Conversations of a possible partnership between the senator and Clinton continued earlier this week as, “An endorsement of Clinton could come within a week or two,” according to Reuters article, “Clinton ally Warren weighs potential VP role, sees hurdles- sources.”
Selecting Warren to get Sanders’ supporters to back Clinton would fail to take the political inconsistencies between Clinton and Warren into account.
And these “Bernie-or-Bust” voters are important in that Clinton could rise an additional three to five points over Donald Trump if she garners 70 percent of this segment, Dante Chinni of NBC News said in, “Clinton lead over Trump would grow without Sanders in the race.”
An option that may be the most beneficial, and unexpected, would be to pick someone like former Saturday Night Live writer and current Minnesota Sen. Al Franken, Bill Scher said in POLITICO article, “The Case for Vice President Al Franken.”
Stick with me on this.
An exciting running mate is desperately needed to satisfy the 2016 cycle’s thirst for a populist outsider. While Warren is a great surrogate and merciless in Twitter fights, the Massachusetts senator could outshine and possibly misrepresent the Democratic nominee’s positions on Wall Street and trade, Annie Karni said in POLITICO article, “The Clinton-Warren fantasy.”
The Clinton-Warren Fallout
Warren stuck out when she was a no-show at a Clinton fundraiser where all the other Democratic women senators embraced the party front runner.
It wasn’t exactly a surprise. Warren has been a consistent critic of Clinton’s policy platform, alleging that campaign contributions from the banking industry changed the then-senator’s mind about overhauling bankruptcy laws, according to Chris Cillizza’s The Washington Post article, “Hillary Clinton isn’t picking Elizabeth Warren for vice president. Here’s why.”
While serving as First Lady during the late 1990s, Clinton was taught bankruptcy law by Warren, then a Harvard Law School professor.
Warren said later in an interview that when Clinton returned to the White House, she took credit for the 2000 Bankruptcy Reform Act’s veto, according to Amanda Terkel’s the Huffington Post article, “Watch Elizabeth Warren’s Candid Interview about Hillary Clinton from 2004.”
The Massachusetts senator believes that Clinton threw out what Warren had taught her and voted for the bankruptcy reform legislation in 2001, which benefited her new donors from the banking industry, Terkel said.

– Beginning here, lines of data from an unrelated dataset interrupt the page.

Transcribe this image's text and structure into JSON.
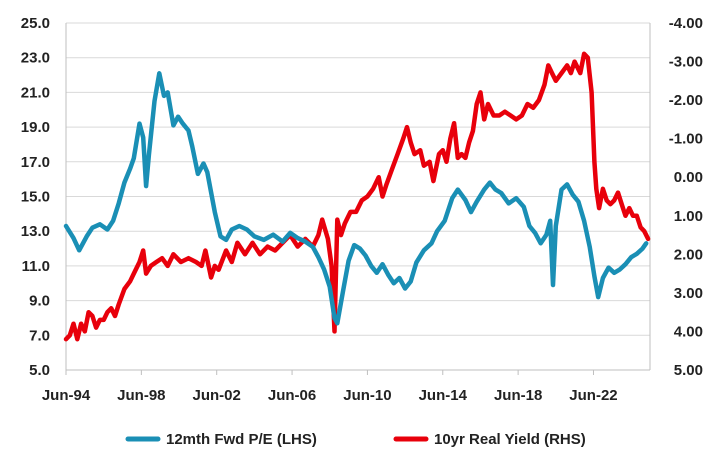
{
  "chart_data": {
    "type": "line",
    "title": "",
    "x_tick_labels": [
      "Jun-94",
      "Jun-98",
      "Jun-02",
      "Jun-06",
      "Jun-10",
      "Jun-14",
      "Jun-18",
      "Jun-22"
    ],
    "x_tick_years": [
      1994.5,
      1998.5,
      2002.5,
      2006.5,
      2010.5,
      2014.5,
      2018.5,
      2022.5
    ],
    "x_range": [
      1994.5,
      2025.5
    ],
    "y_left": {
      "range": [
        5.0,
        25.0
      ],
      "ticks": [
        5.0,
        7.0,
        9.0,
        11.0,
        13.0,
        15.0,
        17.0,
        19.0,
        21.0,
        23.0,
        25.0
      ],
      "tick_labels": [
        "5.0",
        "7.0",
        "9.0",
        "11.0",
        "13.0",
        "15.0",
        "17.0",
        "19.0",
        "21.0",
        "23.0",
        "25.0"
      ]
    },
    "y_right": {
      "inverted": true,
      "range": [
        5.0,
        -4.0
      ],
      "ticks": [
        -4.0,
        -3.0,
        -2.0,
        -1.0,
        0.0,
        1.0,
        2.0,
        3.0,
        4.0,
        5.0
      ],
      "tick_labels": [
        "-4.00",
        "-3.00",
        "-2.00",
        "-1.00",
        "0.00",
        "1.00",
        "2.00",
        "3.00",
        "4.00",
        "5.00"
      ]
    },
    "grid": "horizontal",
    "legend_position": "bottom",
    "series": [
      {
        "name": "12mth Fwd P/E (LHS)",
        "axis": "left",
        "color": "#1a8fb5",
        "points": [
          [
            1994.5,
            13.3
          ],
          [
            1994.9,
            12.6
          ],
          [
            1995.2,
            11.9
          ],
          [
            1995.6,
            12.7
          ],
          [
            1995.9,
            13.2
          ],
          [
            1996.3,
            13.4
          ],
          [
            1996.7,
            13.1
          ],
          [
            1997.0,
            13.6
          ],
          [
            1997.3,
            14.6
          ],
          [
            1997.6,
            15.8
          ],
          [
            1997.9,
            16.6
          ],
          [
            1998.1,
            17.2
          ],
          [
            1998.4,
            19.2
          ],
          [
            1998.6,
            18.4
          ],
          [
            1998.75,
            15.6
          ],
          [
            1998.9,
            17.4
          ],
          [
            1999.2,
            20.5
          ],
          [
            1999.45,
            22.1
          ],
          [
            1999.7,
            20.8
          ],
          [
            1999.9,
            21.0
          ],
          [
            2000.2,
            19.1
          ],
          [
            2000.45,
            19.6
          ],
          [
            2000.7,
            19.2
          ],
          [
            2001.0,
            18.8
          ],
          [
            2001.2,
            17.9
          ],
          [
            2001.5,
            16.3
          ],
          [
            2001.8,
            16.9
          ],
          [
            2002.0,
            16.4
          ],
          [
            2002.4,
            14.1
          ],
          [
            2002.7,
            12.7
          ],
          [
            2003.0,
            12.5
          ],
          [
            2003.3,
            13.1
          ],
          [
            2003.7,
            13.3
          ],
          [
            2004.1,
            13.1
          ],
          [
            2004.5,
            12.7
          ],
          [
            2005.0,
            12.5
          ],
          [
            2005.5,
            12.8
          ],
          [
            2006.0,
            12.4
          ],
          [
            2006.4,
            12.9
          ],
          [
            2006.8,
            12.6
          ],
          [
            2007.2,
            12.4
          ],
          [
            2007.6,
            12.1
          ],
          [
            2007.9,
            11.5
          ],
          [
            2008.2,
            10.8
          ],
          [
            2008.5,
            9.8
          ],
          [
            2008.75,
            8.0
          ],
          [
            2008.9,
            7.7
          ],
          [
            2009.2,
            9.5
          ],
          [
            2009.5,
            11.3
          ],
          [
            2009.8,
            12.2
          ],
          [
            2010.1,
            12.0
          ],
          [
            2010.4,
            11.6
          ],
          [
            2010.7,
            11.0
          ],
          [
            2011.0,
            10.6
          ],
          [
            2011.3,
            11.1
          ],
          [
            2011.6,
            10.5
          ],
          [
            2011.9,
            10.0
          ],
          [
            2012.2,
            10.3
          ],
          [
            2012.5,
            9.7
          ],
          [
            2012.8,
            10.1
          ],
          [
            2013.1,
            11.2
          ],
          [
            2013.5,
            11.9
          ],
          [
            2013.9,
            12.3
          ],
          [
            2014.2,
            13.0
          ],
          [
            2014.6,
            13.6
          ],
          [
            2015.0,
            14.9
          ],
          [
            2015.3,
            15.4
          ],
          [
            2015.7,
            14.8
          ],
          [
            2016.0,
            14.1
          ],
          [
            2016.3,
            14.7
          ],
          [
            2016.7,
            15.4
          ],
          [
            2017.0,
            15.8
          ],
          [
            2017.3,
            15.4
          ],
          [
            2017.6,
            15.2
          ],
          [
            2018.0,
            14.6
          ],
          [
            2018.4,
            14.9
          ],
          [
            2018.8,
            14.4
          ],
          [
            2019.1,
            13.3
          ],
          [
            2019.4,
            12.9
          ],
          [
            2019.7,
            12.3
          ],
          [
            2020.0,
            12.8
          ],
          [
            2020.2,
            13.6
          ],
          [
            2020.35,
            9.9
          ],
          [
            2020.5,
            13.3
          ],
          [
            2020.8,
            15.4
          ],
          [
            2021.1,
            15.7
          ],
          [
            2021.4,
            15.1
          ],
          [
            2021.7,
            14.7
          ],
          [
            2022.0,
            13.6
          ],
          [
            2022.3,
            12.1
          ],
          [
            2022.55,
            10.4
          ],
          [
            2022.75,
            9.2
          ],
          [
            2023.0,
            10.3
          ],
          [
            2023.3,
            10.9
          ],
          [
            2023.6,
            10.6
          ],
          [
            2023.9,
            10.8
          ],
          [
            2024.2,
            11.1
          ],
          [
            2024.5,
            11.5
          ],
          [
            2024.8,
            11.7
          ],
          [
            2025.1,
            12.0
          ],
          [
            2025.3,
            12.3
          ]
        ]
      },
      {
        "name": "10yr Real Yield (RHS)",
        "axis": "right",
        "color": "#e8000b",
        "points": [
          [
            1994.5,
            4.2
          ],
          [
            1994.7,
            4.1
          ],
          [
            1994.9,
            3.8
          ],
          [
            1995.1,
            4.2
          ],
          [
            1995.3,
            3.8
          ],
          [
            1995.5,
            4.0
          ],
          [
            1995.7,
            3.5
          ],
          [
            1995.9,
            3.6
          ],
          [
            1996.1,
            3.9
          ],
          [
            1996.3,
            3.7
          ],
          [
            1996.5,
            3.7
          ],
          [
            1996.7,
            3.5
          ],
          [
            1996.9,
            3.4
          ],
          [
            1997.1,
            3.6
          ],
          [
            1997.3,
            3.3
          ],
          [
            1997.6,
            2.9
          ],
          [
            1997.9,
            2.7
          ],
          [
            1998.1,
            2.5
          ],
          [
            1998.4,
            2.2
          ],
          [
            1998.6,
            1.9
          ],
          [
            1998.75,
            2.5
          ],
          [
            1999.0,
            2.3
          ],
          [
            1999.3,
            2.2
          ],
          [
            1999.6,
            2.1
          ],
          [
            1999.9,
            2.3
          ],
          [
            2000.2,
            2.0
          ],
          [
            2000.6,
            2.2
          ],
          [
            2001.0,
            2.1
          ],
          [
            2001.4,
            2.2
          ],
          [
            2001.7,
            2.3
          ],
          [
            2001.9,
            1.9
          ],
          [
            2002.2,
            2.6
          ],
          [
            2002.4,
            2.3
          ],
          [
            2002.6,
            2.4
          ],
          [
            2003.0,
            1.9
          ],
          [
            2003.3,
            2.2
          ],
          [
            2003.6,
            1.7
          ],
          [
            2004.0,
            2.0
          ],
          [
            2004.4,
            1.7
          ],
          [
            2004.8,
            2.0
          ],
          [
            2005.2,
            1.8
          ],
          [
            2005.6,
            1.9
          ],
          [
            2006.0,
            1.7
          ],
          [
            2006.4,
            1.5
          ],
          [
            2006.8,
            1.8
          ],
          [
            2007.2,
            1.6
          ],
          [
            2007.6,
            1.8
          ],
          [
            2007.9,
            1.5
          ],
          [
            2008.1,
            1.1
          ],
          [
            2008.4,
            1.6
          ],
          [
            2008.6,
            2.3
          ],
          [
            2008.75,
            4.0
          ],
          [
            2008.9,
            1.1
          ],
          [
            2009.1,
            1.5
          ],
          [
            2009.3,
            1.2
          ],
          [
            2009.6,
            0.9
          ],
          [
            2009.9,
            0.9
          ],
          [
            2010.2,
            0.6
          ],
          [
            2010.5,
            0.5
          ],
          [
            2010.8,
            0.3
          ],
          [
            2011.1,
            0.0
          ],
          [
            2011.3,
            0.5
          ],
          [
            2011.5,
            0.2
          ],
          [
            2011.8,
            -0.2
          ],
          [
            2012.1,
            -0.6
          ],
          [
            2012.4,
            -1.0
          ],
          [
            2012.6,
            -1.3
          ],
          [
            2012.8,
            -0.9
          ],
          [
            2013.0,
            -0.6
          ],
          [
            2013.3,
            -0.7
          ],
          [
            2013.5,
            -0.3
          ],
          [
            2013.8,
            -0.4
          ],
          [
            2014.0,
            0.1
          ],
          [
            2014.3,
            -0.6
          ],
          [
            2014.5,
            -0.7
          ],
          [
            2014.7,
            -0.4
          ],
          [
            2014.9,
            -1.0
          ],
          [
            2015.1,
            -1.4
          ],
          [
            2015.3,
            -0.5
          ],
          [
            2015.5,
            -0.6
          ],
          [
            2015.7,
            -0.5
          ],
          [
            2015.9,
            -0.9
          ],
          [
            2016.1,
            -1.2
          ],
          [
            2016.3,
            -1.9
          ],
          [
            2016.5,
            -2.2
          ],
          [
            2016.7,
            -1.5
          ],
          [
            2016.9,
            -1.9
          ],
          [
            2017.2,
            -1.6
          ],
          [
            2017.5,
            -1.6
          ],
          [
            2017.8,
            -1.7
          ],
          [
            2018.1,
            -1.6
          ],
          [
            2018.4,
            -1.5
          ],
          [
            2018.7,
            -1.6
          ],
          [
            2019.0,
            -1.9
          ],
          [
            2019.3,
            -1.8
          ],
          [
            2019.6,
            -2.0
          ],
          [
            2019.9,
            -2.4
          ],
          [
            2020.1,
            -2.9
          ],
          [
            2020.3,
            -2.7
          ],
          [
            2020.5,
            -2.5
          ],
          [
            2020.8,
            -2.7
          ],
          [
            2021.1,
            -2.9
          ],
          [
            2021.3,
            -2.7
          ],
          [
            2021.5,
            -3.0
          ],
          [
            2021.8,
            -2.7
          ],
          [
            2022.0,
            -3.2
          ],
          [
            2022.2,
            -3.1
          ],
          [
            2022.4,
            -2.2
          ],
          [
            2022.55,
            -0.4
          ],
          [
            2022.65,
            0.3
          ],
          [
            2022.8,
            0.8
          ],
          [
            2023.0,
            0.3
          ],
          [
            2023.2,
            0.6
          ],
          [
            2023.4,
            0.7
          ],
          [
            2023.6,
            0.6
          ],
          [
            2023.8,
            0.4
          ],
          [
            2024.0,
            0.7
          ],
          [
            2024.2,
            1.0
          ],
          [
            2024.4,
            0.8
          ],
          [
            2024.6,
            1.0
          ],
          [
            2024.8,
            1.0
          ],
          [
            2025.0,
            1.3
          ],
          [
            2025.2,
            1.4
          ],
          [
            2025.4,
            1.6
          ]
        ]
      }
    ]
  }
}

So if Warren’s out of the picture, who would be more inclined and advantageous for Clinton?
Trump changed what’s possible and Democrats need someone to retaliate, Scher said the POLITICO article.
As a vocal progressive, Franken has appeal to Sanders supporters, the Rust Belt electorate that Trump will charm, and can counter Trump’s rhetoric to keep Clinton above the fray, Scher said.
“Nothing that Franken said decades ago would be remotely as incendiary as the insults Trump spews as a matter of campaign strategy,” Scher said in his article. “And Trump’s presence demands new rhetorical weaponry.
Stifling Warren’s more liberal stances to parallel Clinton’s could hurt her credibility and ability to object to policies in Clinton’s potential administration, The Atlantic’s Clare Foran writes in “Would Elizabeth Warren Even Want to Be Vice President?”
Taking Warren allows the Republican Massachusetts governor to choose a replacement, contrary to Warren’s current goal of gaining a Democratic majority in the Senate, according to Annie Linskey’s Boston Globe article, “Elizabeth Warren focuses on Democrats’ effort to retake Senate.”
Unlike Warren, Franken could be plucked from the Senate without Democrats losing a seat since the Minnesota governor is Democratic, Taylor Wofford said in Newsweek’s, “Who will be Hillary Clinton’s Running Mate?”
I believe Franken’s quick wit and smooth humor may sweeten the less of the two historically unpopular nominees.
In March, the Clinton campaign even uploaded a video of Franken reading mean tweets similar to the reoccurring segment on Jimmy Kimmel Live! that sounded like what could have been an announcement video.
As is the case for all presidential candidates, the person sharing the ticket can either improve or sink chances. Clinton essentially needs an unanticipated attack dog with charisma, that can hold their own against Trump, and can send swaths of the young electorate flocking to the polls. I believe the person who can best wear that hat is Al Franken.